Ternyata jawabannya adalah keduanya. Lho kok bisa? Menurut Dr. Nancy Cohen, kepala departemen nutrisi dari University of Massachusetts, bagaimana dan kapan kamu harus mengisi ‘bahan bakar’ pada tubuhmu saat berolahraga, pada dasarnya sama. Yang membedakan adalah rutinitas olahraga yang kamu lakoni membutuhkan trik untuk mengakalinya, baik dari waktu maupun pilihan makanannya.

“Secara umum, disarankan untuk makan makanan yang tinggi karbohidrat dan protein tetapi rendah lemak sekitar tiga sampai empat jam sebelum olahraga,” ujar Cohen. Hal ini berlaku buat kamu yang ingin membentuk tubuh, baik menaikkan berat badan atau pun menurunkannya.

Makanan yang tepat menentukan pembentukan tubuhmu.

Selain waktu yang pas, kamu juga gak boleh sembarangan mengkonsumsi asupan energimu sebelum dan sesudah berolahraga.

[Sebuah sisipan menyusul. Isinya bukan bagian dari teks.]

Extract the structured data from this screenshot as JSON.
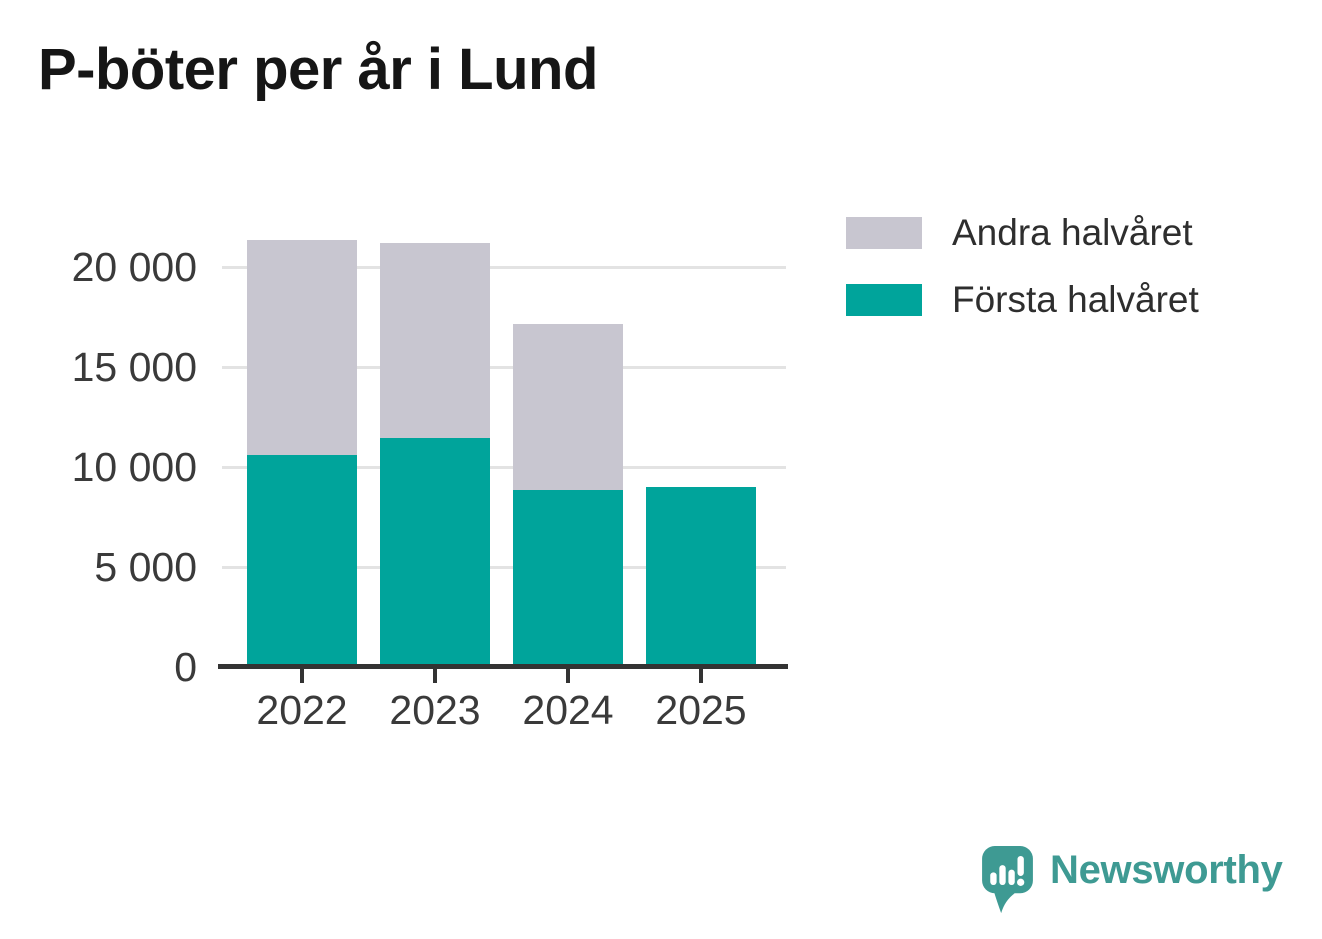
{
  "title": "P-böter per år i Lund",
  "colors": {
    "first_half": "#00a49b",
    "second_half": "#c8c6d0",
    "axis": "#333333",
    "gridline": "#e3e3e3",
    "label_text": "#3a3a3a",
    "title_text": "#161616",
    "logo_teal": "#3e9a93",
    "background": "#ffffff"
  },
  "chart_data": {
    "type": "bar",
    "stacked": true,
    "title": "P-böter per år i Lund",
    "categories": [
      "2022",
      "2023",
      "2024",
      "2025"
    ],
    "series": [
      {
        "name": "Första halvåret",
        "color": "#00a49b",
        "values": [
          10600,
          11450,
          8850,
          9000
        ]
      },
      {
        "name": "Andra halvåret",
        "color": "#c8c6d0",
        "values": [
          10750,
          9750,
          8300,
          0
        ]
      }
    ],
    "totals": [
      21350,
      21200,
      17150,
      9000
    ],
    "xlabel": "",
    "ylabel": "",
    "ylim": [
      0,
      22250
    ],
    "yticks": [
      0,
      5000,
      10000,
      15000,
      20000
    ],
    "ytick_labels": [
      "0",
      "5 000",
      "10 000",
      "15 000",
      "20 000"
    ],
    "grid": true,
    "legend_position": "top-right"
  },
  "legend": {
    "items": [
      {
        "label": "Andra halvåret",
        "color": "#c8c6d0"
      },
      {
        "label": "Första halvåret",
        "color": "#00a49b"
      }
    ]
  },
  "footer": {
    "brand": "Newsworthy"
  }
}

Untuk kamu yang ingin menurunkan berat badan, disarankan mengkonsumsi karbohidrat. Lho, kok karbohidrat?

Jangan berburuk sangka dulu dengan karbohidrat dalam urusan menurunkan berat badan. Barangkali memang terdengar kontradiktif, namun karbohidrat kompleks seperti kacang-kacangan, biji-bijian, dan sayuran yang sifatnya seperti tepung akan memberikanmu energi ekstra selama berolahraga.

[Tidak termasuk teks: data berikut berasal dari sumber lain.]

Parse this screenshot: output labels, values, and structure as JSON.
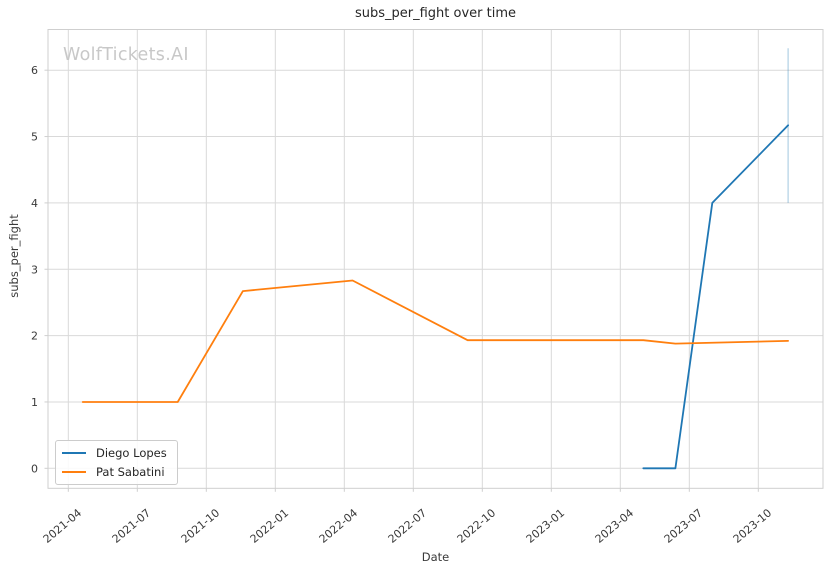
{
  "watermark": "WolfTickets.AI",
  "chart_data": {
    "type": "line",
    "title": "subs_per_fight over time",
    "xlabel": "Date",
    "ylabel": "subs_per_fight",
    "x_tick_labels": [
      "2021-04",
      "2021-07",
      "2021-10",
      "2022-01",
      "2022-04",
      "2022-07",
      "2022-10",
      "2023-01",
      "2023-04",
      "2023-07",
      "2023-10"
    ],
    "y_ticks": [
      0,
      1,
      2,
      3,
      4,
      5,
      6
    ],
    "ylim": [
      -0.3,
      6.62
    ],
    "xlim": [
      "2021-03-06",
      "2023-12-26"
    ],
    "grid": true,
    "legend": {
      "position": "lower left",
      "items": [
        "Diego Lopes",
        "Pat Sabatini"
      ]
    },
    "series": [
      {
        "name": "Diego Lopes",
        "color": "#1f77b4",
        "points": [
          [
            "2023-05-01",
            0.0
          ],
          [
            "2023-06-13",
            0.0
          ],
          [
            "2023-08-01",
            4.0
          ],
          [
            "2023-11-10",
            5.17
          ]
        ],
        "ci_last": {
          "low": 4.0,
          "high": 6.33
        }
      },
      {
        "name": "Pat Sabatini",
        "color": "#ff7f0e",
        "points": [
          [
            "2021-04-20",
            1.0
          ],
          [
            "2021-08-24",
            1.0
          ],
          [
            "2021-11-19",
            2.67
          ],
          [
            "2022-04-12",
            2.83
          ],
          [
            "2022-09-12",
            1.93
          ],
          [
            "2023-05-01",
            1.93
          ],
          [
            "2023-06-13",
            1.88
          ],
          [
            "2023-11-10",
            1.92
          ]
        ]
      }
    ],
    "colors": {
      "grid": "#d9d9d9",
      "spine": "#cfcfcf",
      "tick_text": "#3a3a3a",
      "title_text": "#262626",
      "watermark": "#c8c8c8",
      "ci_line": "rgba(31,119,180,0.35)"
    }
  }
}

Keuntungannya, karbohidrat tersebut mengandung serat dan bermacam nutrisi, tidak seperti karbohidrat murni layaknya roti putih, cookies atau makanan-makanan kemasan.

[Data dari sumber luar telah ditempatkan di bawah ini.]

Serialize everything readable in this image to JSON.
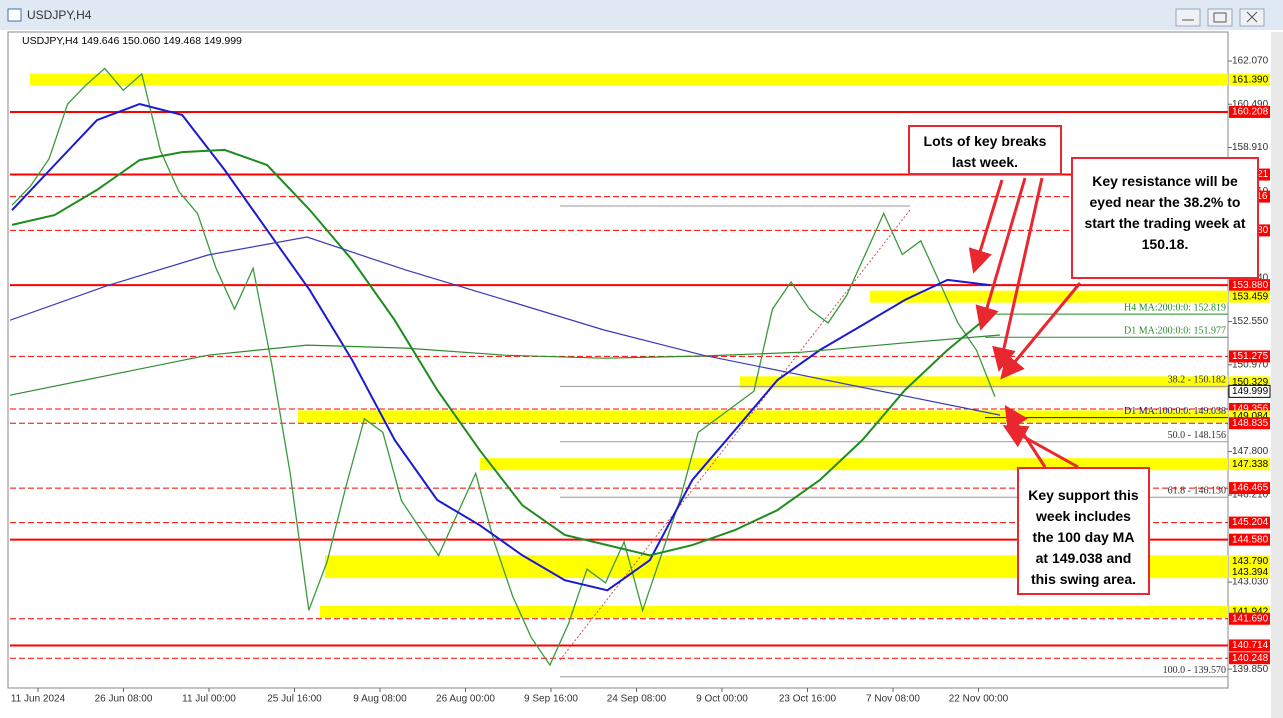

Cohen tidak menyarankan mengkonsumsi lemak sebelum berolahraga. Ini dikarenakan sifat lemak yang lambat dicerna. Protein sangat disarankan untuk menunjang pembentukan otot. Kamu bisa mendapatkan manfaatnya dengan mengkonsumsi daging sapi dan ayam yang mengandung asam amino tinggi.

Setelah berolahraga, makannya apa ya?

Setelah mengeluarkan energi yang begitu banyak saat berolahraga, konsumsilah makanan atau minuman dengan protein tinggi. Ini akan mengenyangkan perutmu dan memasok energi, tapi tidak membuat tubuhmu terasa ‘berat’.

Ternyata untuk memelihara keseimbangan tubuh juga mengenai apa dan kapan makanan tersebut seharusnya dikonsumsi ya. Semoga informasi ini mencerahkan kegalauanmu ya.